Another of the characteristics of that period, and that are present in this building, is the use of towers and the incorporation of the clerestory (series of windows at the level of the roof of the lateral naves) and the apse (volume that protrudes from the transept forming the head of the cross).
It is considered an eclectic construction, as it is influenced by the Neoclassical architectural style, reflected in the pediments and door and window moldings; and from the Neo-Gothic, due to the use of rose windows on the 4 sides of the temple. In addition, it has Art Deco details, evident in the main facade, mainly in the towers with linear decorations in vertical form and in relief, with a geometric figure in the lower part.
In its construction they used wood for the structure of towers, walls, and roof; columns and internal wall finishing; ceilings and choir floor, as well as doors and trim.
As an outdoor finish for the walls, they chose a stamped metal foil lining simulating brick. The indoor walls are also made of wood and, likewise its ceiling, they were made with tongue and groove board with a central cord, forming pictures.
Special mention should be made of the ceilings, whose slats form pictures, some with details painted in different colors and in others only varnish was used. The arches, as well as the cornices, are also decorated with different figures.
The shoulders and window frames are metallic, according to the custom at the time of construction. Corrugated sheet of galvanized iron was used on the roof and the predominant material on the floors is mosaic, used in the naves, the presbytery, and the sacristy.
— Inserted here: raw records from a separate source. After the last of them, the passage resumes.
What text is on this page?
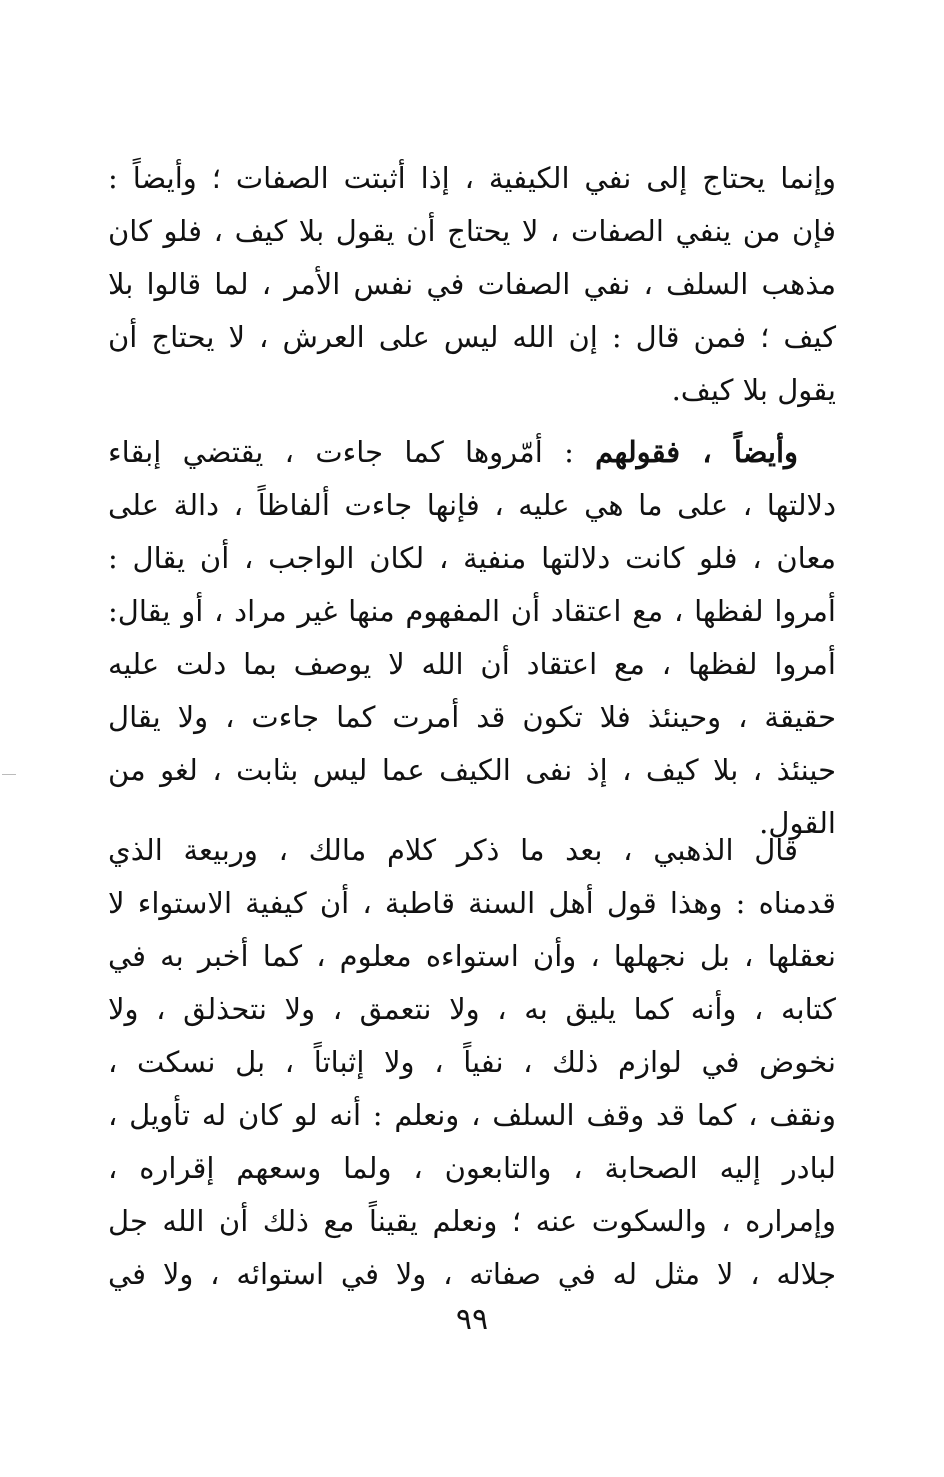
وإنما يحتاج إلى نفي الكيفية ، إذا أثبتت الصفات ؛ وأيضاً :
فإن من ينفي الصفات ، لا يحتاج أن يقول بلا كيف ، فلو كان
مذهب السلف ، نفي الصفات في نفس الأمر ، لما قالوا بلا
كيف ؛ فمن قال : إن الله ليس على العرش ، لا يحتاج أن
يقول بلا كيف.
وأيضاً ، فقولهم : أمّروها كما جاءت ، يقتضي إبقاء
دلالتها ، على ما هي عليه ، فإنها جاءت ألفاظاً ، دالة على
معان ، فلو كانت دلالتها منفية ، لكان الواجب ، أن يقال :
أمروا لفظها ، مع اعتقاد أن المفهوم منها غير مراد ، أو يقال:
أمروا لفظها ، مع اعتقاد أن الله لا يوصف بما دلت عليه
حقيقة ، وحينئذ فلا تكون قد أمرت كما جاءت ، ولا يقال
حينئذ ، بلا كيف ، إذ نفى الكيف عما ليس بثابت ، لغو من
القول.
قال الذهبي ، بعد ما ذكر كلام مالك ، وربيعة الذي
قدمناه : وهذا قول أهل السنة قاطبة ، أن كيفية الاستواء لا
نعقلها ، بل نجهلها ، وأن استواءه معلوم ، كما أخبر به في
كتابه ، وأنه كما يليق به ، ولا نتعمق ، ولا نتحذلق ، ولا
نخوض في لوازم ذلك ، نفياً ، ولا إثباتاً ، بل نسكت ،
ونقف ، كما قد وقف السلف ، ونعلم : أنه لو كان له تأويل ،
لبادر إليه الصحابة ، والتابعون ، ولما وسعهم إقراره ،
وإمراره ، والسكوت عنه ؛ ونعلم يقيناً مع ذلك أن الله جل
جلاله ، لا مثل له في صفاته ، ولا في استوائه ، ولا في
٩٩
The main facade is symmetrical, with a central volume in which the main door is located. On both sides of this volume are the towers that have the same height and the same characteristic details, such as the molding that rises forming a semicircular arch where the bells and the clock stand out in each tower. Attached to the towers, they are the side naves of the temple.
The technicians determined that, over 8 decades, the building did not undergo significant transformations; only color changes on the outdoors, so it maintains the same characteristics from its origin.
“Except for the normal deterioration caused by time and use, the temple is preserved in good condition and practically without modifications, due, in large part, to the fact that the community strives to preserve it”, they noted.
According to his recommendation, to provide adequate maintenance to the materials and architectural details present in the heritage property, the same materials and construction techniques must be used, in such a way that the precious temple is preserved as a historical and scientific document of the time in which it was built.
Meanwhile, it is expected that the community of San Cristóbal Norte -and the successive priests who are in charge of the temple- will continue concerned and busy to preserve it, as they have done until today, without altering its historical-architectural value, not only to its residents but to all Costa Ricans who will be able to enjoy this jewel of Los Santos, and even show it off to foreign tourists.